The Wichlaczs said they keep growing by reading and talking about books and engaging with others in the community. Women theologians, such as Benedictine Sr. Joan Chittister and Elizabeth Johnson, have broadened their perspective on what it means to be Catholic, they said.
They recall hearing Franciscan Fr. Richard Rohr speak at a young adult conference when they were first dating.
"It's interesting to see how people like him have matured and grown and how they've changed and matured in what they're saying over the years," Wayne said. "That's encouraging to me because our faith as a couple and as individuals isn't the same thing it was 20 years ago either."
Wayne and Jolene are members of separate men's and women's spirituality groups and serve as a marriage prep couple.
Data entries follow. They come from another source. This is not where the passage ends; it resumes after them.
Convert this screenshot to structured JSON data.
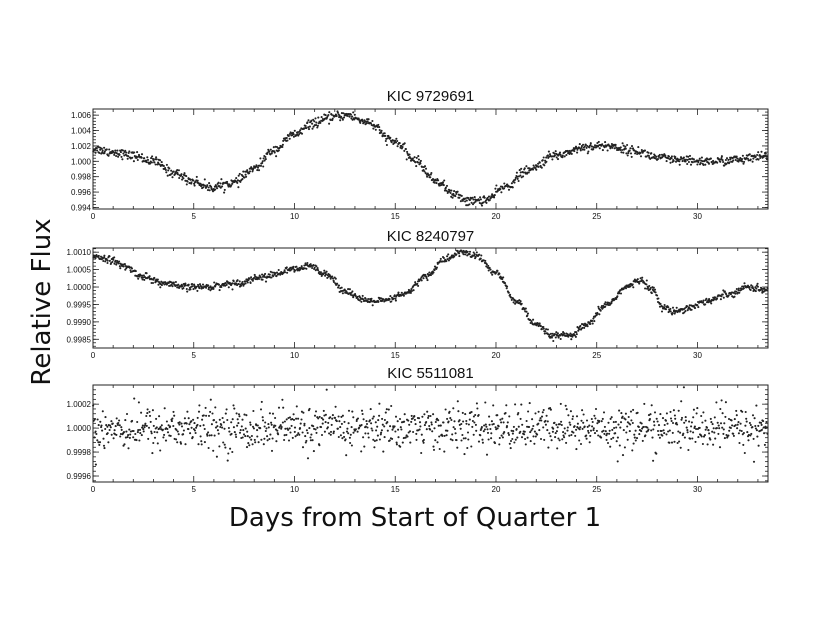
{
  "chart_data": {
    "type": "scatter",
    "xlabel": "Days from Start of Quarter 1",
    "ylabel": "Relative Flux",
    "xlim": [
      0,
      33.5
    ],
    "xticks": [
      0,
      5,
      10,
      15,
      20,
      25,
      30
    ],
    "xtick_labels": [
      "0",
      "5",
      "10",
      "15",
      "20",
      "25",
      "30"
    ],
    "marker_color": "#222222",
    "panels": [
      {
        "title": "KIC 9729691",
        "ylim": [
          0.9938,
          1.0068
        ],
        "yticks": [
          0.994,
          0.996,
          0.998,
          1.0,
          1.002,
          1.004,
          1.006
        ],
        "ytick_labels": [
          "0.994",
          "0.996",
          "0.998",
          "1.000",
          "1.002",
          "1.004",
          "1.006"
        ],
        "scatter": 0.0003,
        "trend": {
          "x": [
            0,
            1,
            2,
            3,
            4,
            5,
            5.8,
            7,
            8,
            9,
            10,
            11,
            12,
            12.6,
            13.5,
            15,
            16,
            17,
            18,
            18.7,
            19.5,
            20.5,
            21.5,
            23,
            24.5,
            25.5,
            27,
            28,
            29,
            30,
            31,
            32,
            33.5
          ],
          "y": [
            1.0016,
            1.0012,
            1.0007,
            1.0,
            0.9985,
            0.9974,
            0.9966,
            0.9972,
            0.999,
            1.0015,
            1.0035,
            1.005,
            1.0058,
            1.006,
            1.0052,
            1.0025,
            1.0001,
            0.9975,
            0.9956,
            0.9948,
            0.995,
            0.9967,
            0.9987,
            1.0008,
            1.0019,
            1.002,
            1.0013,
            1.0005,
            1.0001,
            1.0,
            1.0,
            1.0002,
            1.0006
          ]
        }
      },
      {
        "title": "KIC 8240797",
        "ylim": [
          0.99825,
          1.00112
        ],
        "yticks": [
          0.9985,
          0.999,
          0.9995,
          1.0,
          1.0005,
          1.001
        ],
        "ytick_labels": [
          "0.9985",
          "0.9990",
          "0.9995",
          "1.0000",
          "1.0005",
          "1.0010"
        ],
        "scatter": 5e-05,
        "trend": {
          "x": [
            0,
            0.8,
            1.5,
            2.5,
            3.5,
            4.5,
            5.5,
            7,
            8.5,
            10,
            10.8,
            11.5,
            12.5,
            13.5,
            14.5,
            15.5,
            16.5,
            17.5,
            18.3,
            19,
            20,
            21,
            22,
            22.8,
            23.7,
            24.5,
            25.5,
            26.5,
            27.2,
            27.8,
            28.3,
            28.8,
            29.5,
            30.5,
            31.5,
            32.5,
            33.5
          ],
          "y": [
            1.0009,
            1.0008,
            1.0006,
            1.0003,
            1.0001,
            1.0,
            1.0,
            1.0001,
            1.0003,
            1.0005,
            1.0006,
            1.0004,
            0.9999,
            0.9996,
            0.9996,
            0.9998,
            1.0003,
            1.0008,
            1.001,
            1.0009,
            1.0004,
            0.9996,
            0.9989,
            0.9986,
            0.9986,
            0.9989,
            0.9995,
            1.0,
            1.0002,
            0.9999,
            0.9994,
            0.9993,
            0.9994,
            0.9996,
            0.9998,
            1.0,
            0.9999
          ]
        }
      },
      {
        "title": "KIC 5511081",
        "ylim": [
          0.99955,
          1.00036
        ],
        "yticks": [
          0.9996,
          0.9998,
          1.0,
          1.0002
        ],
        "ytick_labels": [
          "0.9996",
          "0.9998",
          "1.0000",
          "1.0002"
        ],
        "scatter": 9e-05,
        "trend": {
          "x": [
            0,
            33.5
          ],
          "y": [
            1.0,
            1.0
          ]
        }
      }
    ]
  }
}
Five years ago they began leading Great Dates at Nativity Parish in Ashwaubenon after the founders, Tom and Theresa Rinkoski, moved to Florida. Great Dates' sessions begin with Wayne and Jolene reporting on a book or tape on ways to improve a marriage. They then send the couples on a date with some questions to answer afterwards.
Why do they do these things?
"If we're supposed to be sacrament - because that's what we're called to be - a sacrament can't be private. We've always felt called to share."
"At first when you share it becomes kind of like an ego thing," Wayne said, "but then ultimately you look at it from a different perspective, that all we can do is share our lives and plant seeds in people and God does the growing."
"Sometimes we say stuff that's, 'Wow, where did that come from?'" said Jolene. "Then you remember, Oh yeah, Holy Spirit."